Fatigados y quemados
Los cristianos, cada vez más, estamos llamados a vivir nuestra condición de discípulos en ambientes y dinámicas laborales y sociales que se mueven en parámetros muy distintos de los evangélicos. Lejos pueden quedar ya las experiencias ilusionantes de contacto con Jesús. También pueden quedar diluidas el entusiasmo inicial de proyectos de renovación o transformación de nuestra vida o comunidades: solemos pensar: «un baño de realidad hace que maduremos y desdeñemos proyectos de la juventud, por utópicos e inmaduros». El día a día en la sociedad secularizada nos lleva a vivir el cortoplacismo y la acomodación de nuestras creencias y costumbres a las de la mayoría.
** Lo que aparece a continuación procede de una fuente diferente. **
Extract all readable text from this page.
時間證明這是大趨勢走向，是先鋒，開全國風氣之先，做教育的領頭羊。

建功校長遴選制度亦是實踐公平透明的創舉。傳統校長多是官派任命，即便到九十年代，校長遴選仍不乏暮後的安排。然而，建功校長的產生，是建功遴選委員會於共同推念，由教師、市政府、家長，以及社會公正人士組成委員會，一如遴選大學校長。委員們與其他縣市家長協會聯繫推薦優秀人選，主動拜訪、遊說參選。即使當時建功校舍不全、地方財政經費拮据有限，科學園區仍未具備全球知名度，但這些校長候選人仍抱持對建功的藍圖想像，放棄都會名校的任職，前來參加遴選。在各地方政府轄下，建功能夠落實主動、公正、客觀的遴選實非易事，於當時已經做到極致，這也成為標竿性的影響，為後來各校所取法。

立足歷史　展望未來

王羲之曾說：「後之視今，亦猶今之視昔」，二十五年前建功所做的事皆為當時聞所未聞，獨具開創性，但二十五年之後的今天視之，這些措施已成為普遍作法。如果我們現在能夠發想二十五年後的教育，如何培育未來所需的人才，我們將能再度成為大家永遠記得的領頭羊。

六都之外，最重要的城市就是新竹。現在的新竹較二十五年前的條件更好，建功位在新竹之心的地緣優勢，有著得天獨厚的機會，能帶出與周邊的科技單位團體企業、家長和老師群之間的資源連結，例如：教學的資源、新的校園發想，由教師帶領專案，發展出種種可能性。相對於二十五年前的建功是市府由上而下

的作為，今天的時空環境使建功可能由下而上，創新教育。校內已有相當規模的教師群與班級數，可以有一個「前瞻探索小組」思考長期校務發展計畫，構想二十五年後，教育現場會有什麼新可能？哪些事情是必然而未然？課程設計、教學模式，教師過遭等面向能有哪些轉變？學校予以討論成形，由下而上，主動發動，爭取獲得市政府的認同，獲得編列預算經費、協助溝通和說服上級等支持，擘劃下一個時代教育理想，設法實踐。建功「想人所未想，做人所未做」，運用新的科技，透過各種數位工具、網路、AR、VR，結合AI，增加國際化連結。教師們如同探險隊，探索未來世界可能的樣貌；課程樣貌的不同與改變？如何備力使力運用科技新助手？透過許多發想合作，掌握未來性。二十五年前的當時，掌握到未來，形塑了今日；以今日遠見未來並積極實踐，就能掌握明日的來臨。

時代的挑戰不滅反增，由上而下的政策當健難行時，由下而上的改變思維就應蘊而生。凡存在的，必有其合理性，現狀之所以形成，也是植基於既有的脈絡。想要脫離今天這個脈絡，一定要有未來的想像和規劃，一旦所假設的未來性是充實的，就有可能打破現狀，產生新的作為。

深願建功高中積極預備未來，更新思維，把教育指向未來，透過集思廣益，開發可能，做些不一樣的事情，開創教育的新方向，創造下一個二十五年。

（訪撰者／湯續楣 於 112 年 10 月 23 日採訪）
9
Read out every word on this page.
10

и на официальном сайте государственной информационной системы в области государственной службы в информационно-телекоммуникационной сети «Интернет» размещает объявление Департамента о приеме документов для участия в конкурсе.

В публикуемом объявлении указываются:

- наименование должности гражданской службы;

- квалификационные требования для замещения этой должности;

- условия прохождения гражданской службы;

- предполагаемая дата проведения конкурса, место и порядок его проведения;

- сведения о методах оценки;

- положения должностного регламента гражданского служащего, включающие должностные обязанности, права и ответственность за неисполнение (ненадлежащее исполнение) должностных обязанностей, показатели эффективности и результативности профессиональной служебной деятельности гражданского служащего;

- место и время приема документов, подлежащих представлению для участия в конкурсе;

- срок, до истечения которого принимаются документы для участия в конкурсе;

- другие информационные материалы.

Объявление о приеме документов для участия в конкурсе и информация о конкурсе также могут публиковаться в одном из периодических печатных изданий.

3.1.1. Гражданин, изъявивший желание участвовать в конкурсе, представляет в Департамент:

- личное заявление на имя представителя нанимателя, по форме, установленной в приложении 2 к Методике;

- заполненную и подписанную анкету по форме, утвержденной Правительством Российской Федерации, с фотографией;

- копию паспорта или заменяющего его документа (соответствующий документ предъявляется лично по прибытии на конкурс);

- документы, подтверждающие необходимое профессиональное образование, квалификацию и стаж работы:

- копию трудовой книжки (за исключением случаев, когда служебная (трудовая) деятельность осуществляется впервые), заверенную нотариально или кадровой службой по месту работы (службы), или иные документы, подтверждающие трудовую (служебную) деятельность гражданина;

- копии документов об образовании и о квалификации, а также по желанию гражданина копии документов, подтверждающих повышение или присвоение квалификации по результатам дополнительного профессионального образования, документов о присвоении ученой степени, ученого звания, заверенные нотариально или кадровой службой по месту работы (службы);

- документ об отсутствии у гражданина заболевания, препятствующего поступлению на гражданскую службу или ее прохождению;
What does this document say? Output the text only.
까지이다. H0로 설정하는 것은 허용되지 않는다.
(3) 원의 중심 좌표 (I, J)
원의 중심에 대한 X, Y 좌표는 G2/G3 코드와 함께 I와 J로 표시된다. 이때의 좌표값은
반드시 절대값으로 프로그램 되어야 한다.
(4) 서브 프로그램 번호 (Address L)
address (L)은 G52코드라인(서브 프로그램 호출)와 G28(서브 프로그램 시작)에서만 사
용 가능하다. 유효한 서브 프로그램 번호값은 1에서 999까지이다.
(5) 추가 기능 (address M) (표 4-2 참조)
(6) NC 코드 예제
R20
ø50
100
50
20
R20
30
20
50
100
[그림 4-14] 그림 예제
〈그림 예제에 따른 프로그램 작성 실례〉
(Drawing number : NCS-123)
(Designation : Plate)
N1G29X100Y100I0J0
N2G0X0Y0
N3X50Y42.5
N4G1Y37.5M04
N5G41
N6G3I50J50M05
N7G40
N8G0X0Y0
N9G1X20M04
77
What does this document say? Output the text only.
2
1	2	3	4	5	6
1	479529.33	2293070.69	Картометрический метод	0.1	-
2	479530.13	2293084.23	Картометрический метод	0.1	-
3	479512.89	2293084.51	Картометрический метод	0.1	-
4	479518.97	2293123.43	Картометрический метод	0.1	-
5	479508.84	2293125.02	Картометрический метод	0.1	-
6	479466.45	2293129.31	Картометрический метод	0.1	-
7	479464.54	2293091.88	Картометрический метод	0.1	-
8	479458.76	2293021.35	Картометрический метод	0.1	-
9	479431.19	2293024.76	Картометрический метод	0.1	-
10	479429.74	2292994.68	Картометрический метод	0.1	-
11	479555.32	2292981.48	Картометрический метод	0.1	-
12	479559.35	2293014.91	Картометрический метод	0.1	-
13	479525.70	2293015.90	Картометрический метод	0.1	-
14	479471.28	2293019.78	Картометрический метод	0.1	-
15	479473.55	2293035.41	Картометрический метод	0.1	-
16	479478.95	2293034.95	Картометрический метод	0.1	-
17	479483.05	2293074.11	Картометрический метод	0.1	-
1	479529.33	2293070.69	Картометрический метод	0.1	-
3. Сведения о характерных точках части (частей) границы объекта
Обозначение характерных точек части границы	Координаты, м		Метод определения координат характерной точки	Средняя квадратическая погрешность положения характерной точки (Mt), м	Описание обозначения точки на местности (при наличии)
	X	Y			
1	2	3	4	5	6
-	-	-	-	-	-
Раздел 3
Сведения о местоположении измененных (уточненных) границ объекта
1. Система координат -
El resultado puede ser un debilitamiento de la fe y una apatía crónica. ¿Cómo mantener viva la esperanza y la parresía del discipulado sin dar la espalda al mundo?
A la escucha de la Palabra
Apocalipsis, 2,1-6
Escribe al ángel de la iglesia de Éfeso: “Esto dice el que tiene en su mano derecha las siete estrellas y pasea en medio de los siete candelabros de oro:
«Conozco tus obras, tu esfuerzo y tu entereza. Sé que no puedes soportar a los malvados, que has puesto a prueba a los que se llaman apóstoles sin serlo y los hallaste mentirosos. Tienes entereza y has sufrido por mi nombre sin claudicar. Pero he de echarte en cara que has dejado enfriar el amor primero. Recuerda, pues, de dónde has caído; cambia de actitud y vuelve a tu conducta primera. Si no lo haces, si no te conviertes, vendré a ti y arrancaré tu candelabro de su puesto. No obstante, tienes a tu favor que aborreces el proceder de los nicolaítas, como yo también lo aborrezco»”.Fiel a la identidad o aperturista al mundo
El pontificado del papa Francisco ha puesto sobre el candelero la cuestión de la autenticidad del seguimiento de Cristo y fidelidad a la Tradición. Una parte de la Iglesia recela del estilo de Francisco tildándolo de lejano a la dogmática católica, mientras que otra parte de la Iglesia opina que, precisamente, sus prioridades pastorales y la narrativa “laica” de abordarlas y fundamentarlas suponen una fidelidad profunda tanto a Dios como a la Iglesia y a la sociedad de nuestro tiempo. La tensión entre “identidad” y “aperturismo” ha existido desde el inicio de la Iglesia. Cuando los discípulos de Cristo empezaron a no proceder del ámbito judío, tanto la manera de seguir a Jesús como las costumbres derivadas empezaron a divergir. Unos, fundamentalmente los judeocristianos, apostaban por una prohibición férrea de prácticas ajenas al judaísmo; sin embargo, los gentiles eran más proclives a la asunción de costumbres seculares.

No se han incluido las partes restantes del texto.